A parte que ajuíza recurso na Justiça do Trabalho deve comprovar a existência de feriado local ou de dia útil em que não haja expediente forense para justificar a prorrogação de prazo recursal. Caso não haja a comprovação, o recurso é considerado intempestivo.

O entendimento é da Seção Especializada em Dissídios Individuais 1, do Tribunal Superior do Trabalho, que manteve a decisão da 4ª Turma. Os ministros consideraram o recurso ajuizado pela União (extinto BNCC) intempestivo.

De acordo com o processo, o prazo recursal teve início no dia 25 de abril de 2005, segunda-feira, e terminou no dia 10 de maio de 2005, terça-feira.

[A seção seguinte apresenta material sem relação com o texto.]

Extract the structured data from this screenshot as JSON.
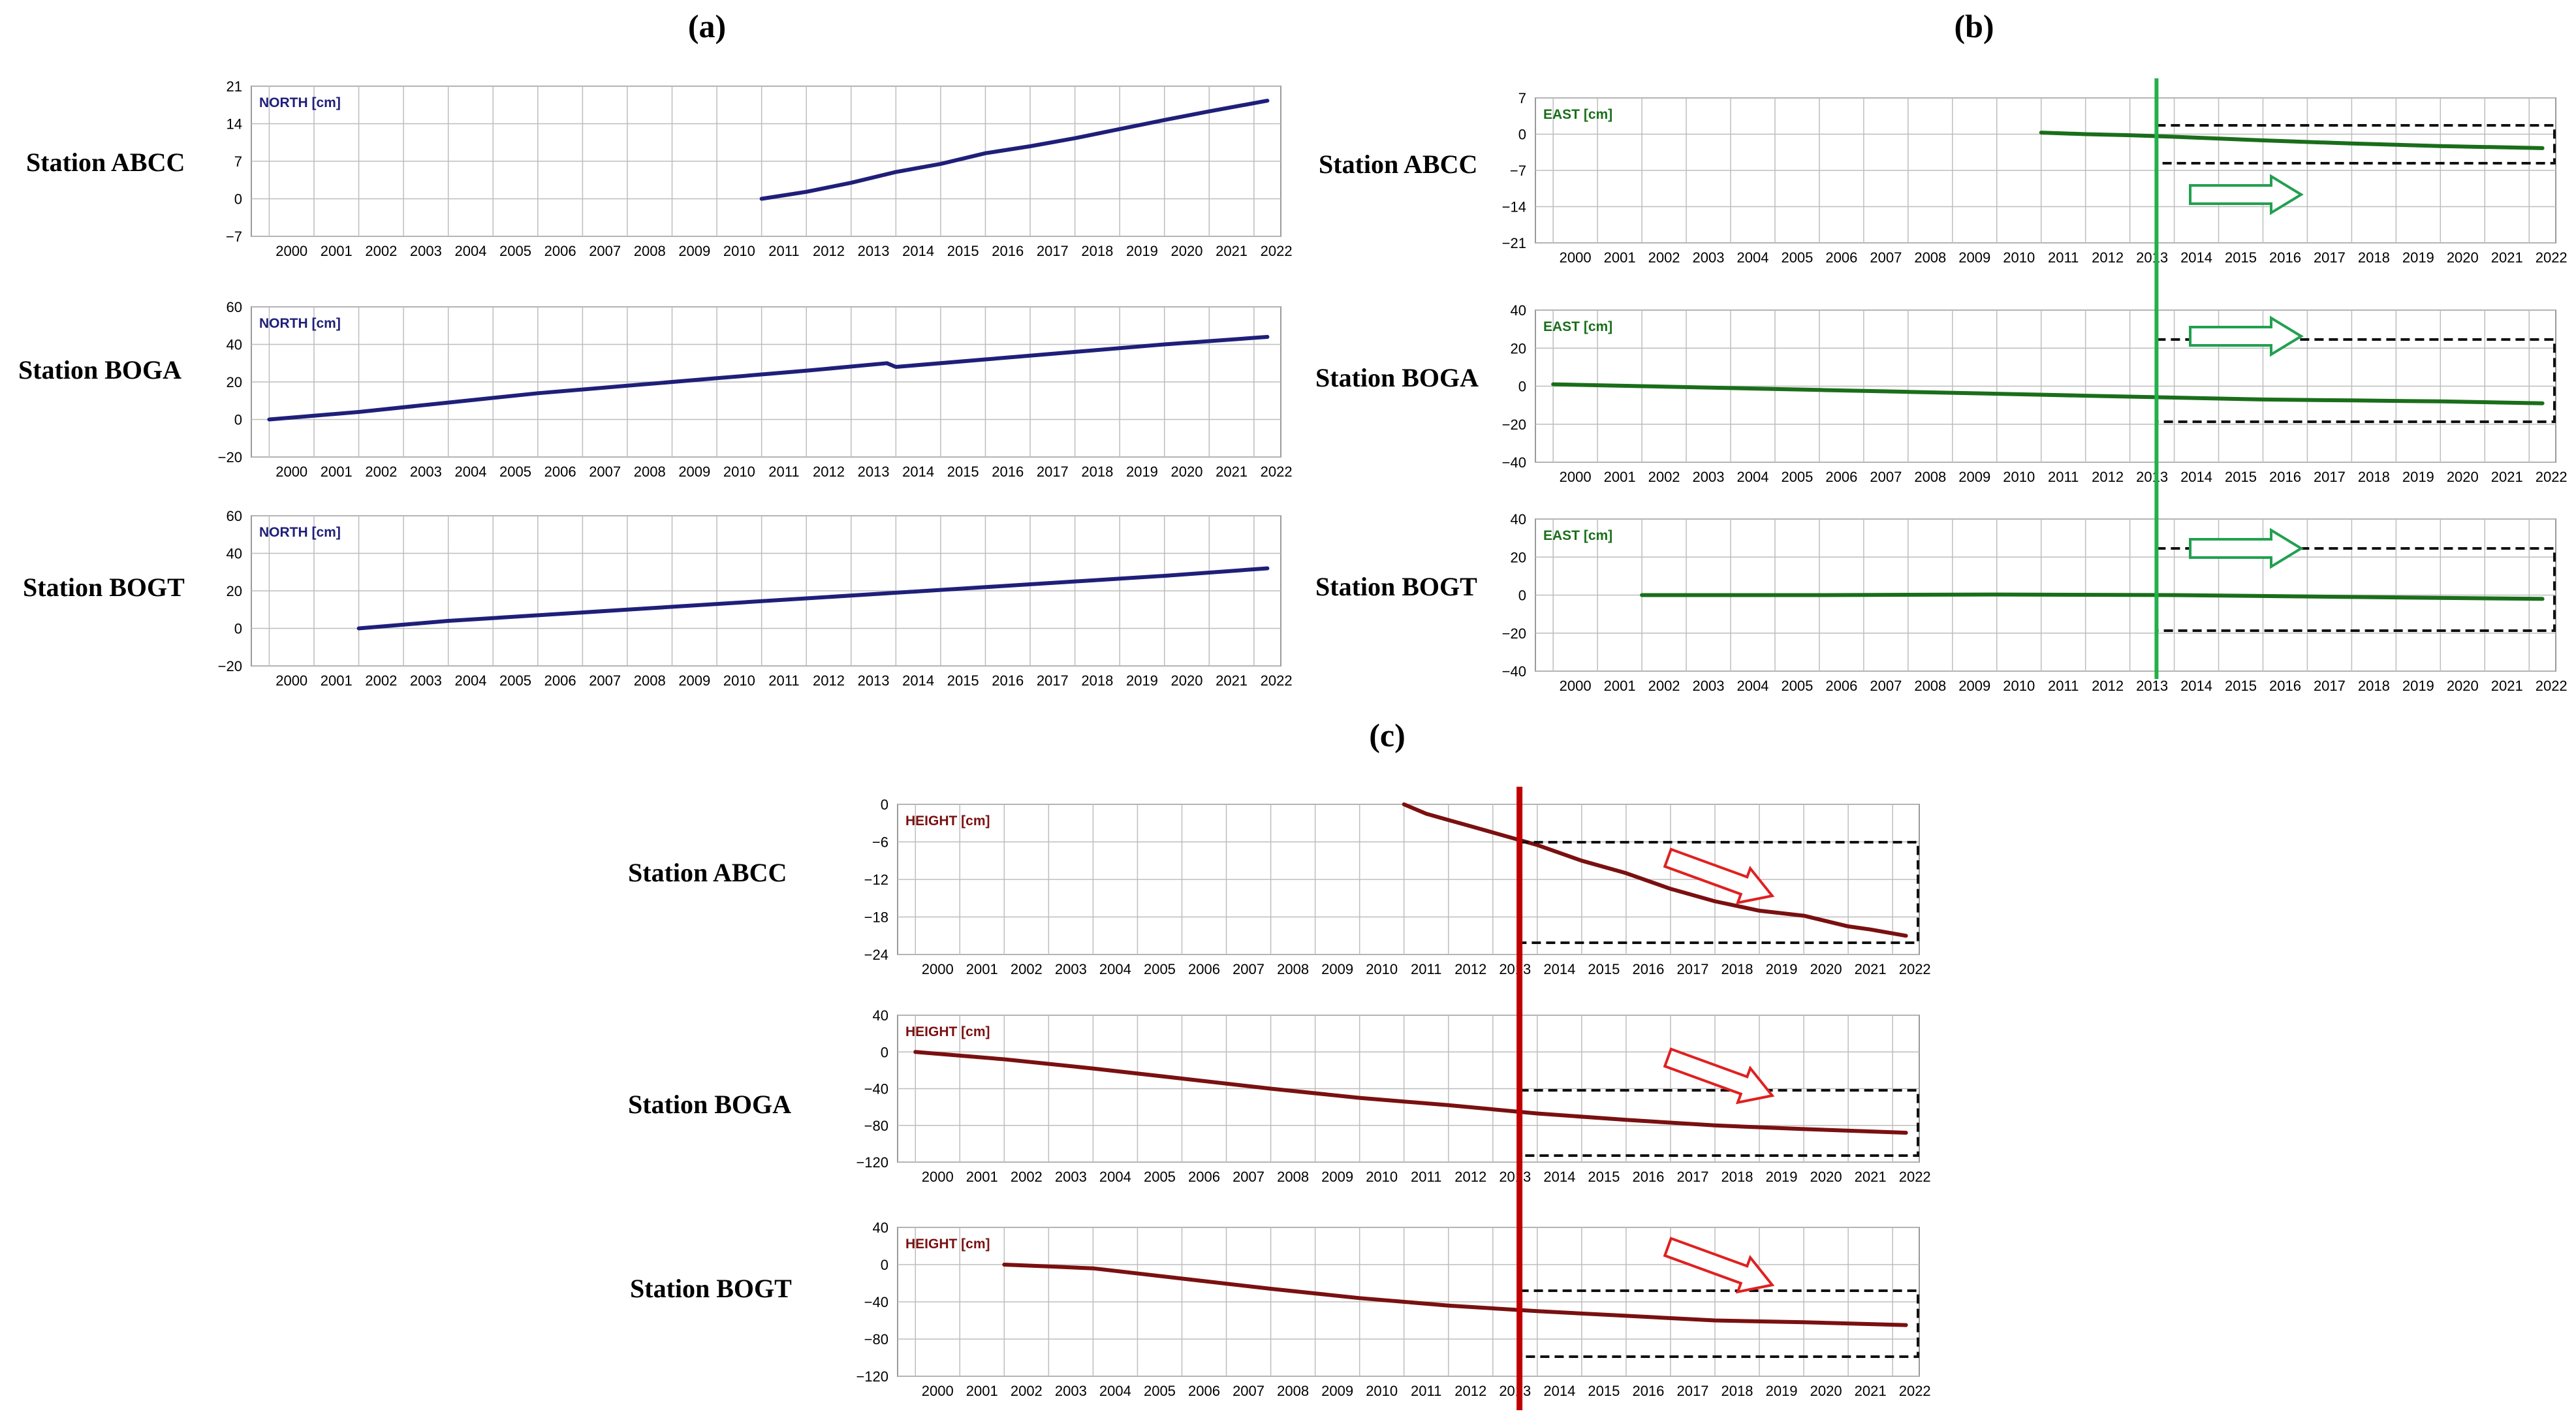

A União, no entanto, somente protocolou Agravo de Instrumento no dia 11 de maio, quarta-feira, ou seja, um dia depois de vencido o prazo legal de 16 dias concedido por lei para ente público.

Segundo a União, o dia 10 de maio de 2005, embora não tenha sido feriado nacional, foi declarado ponto facultativo em todas as repartições públicas do Distrito Federal, tanto do Poder Executivo quando do Judiciário. A União argumentou que não houve expediente no Tribunal Regional do Trabalho da 10ª Região, onde deveria ser protocolado o recurso nem no TST. Afirmou que, sendo o ponto facultativo um fato notório, não precisaria ser provado.

O ministro Carlos Alberto destacou que, não obstante o ponto facultativo tenha sido determinado no Poder Executivo, no STF e no TST, ainda assim o fato deveria ter sido comprovado. ”Fato notório é aquele sobre o qual é dispensável a controvérsia sobre sua ocorrência, e a Corte, não obstante a declaração interna de ponto facultativo, não poderia, sem a prova do fato, ou seja, a norma interna, afirmar que o Regional também teria decretado ponto facultativo naquele dia”, disse o ministro. A decisão da SDI –1 segue a jurisprudência do TST, consolidada na Súmula 385.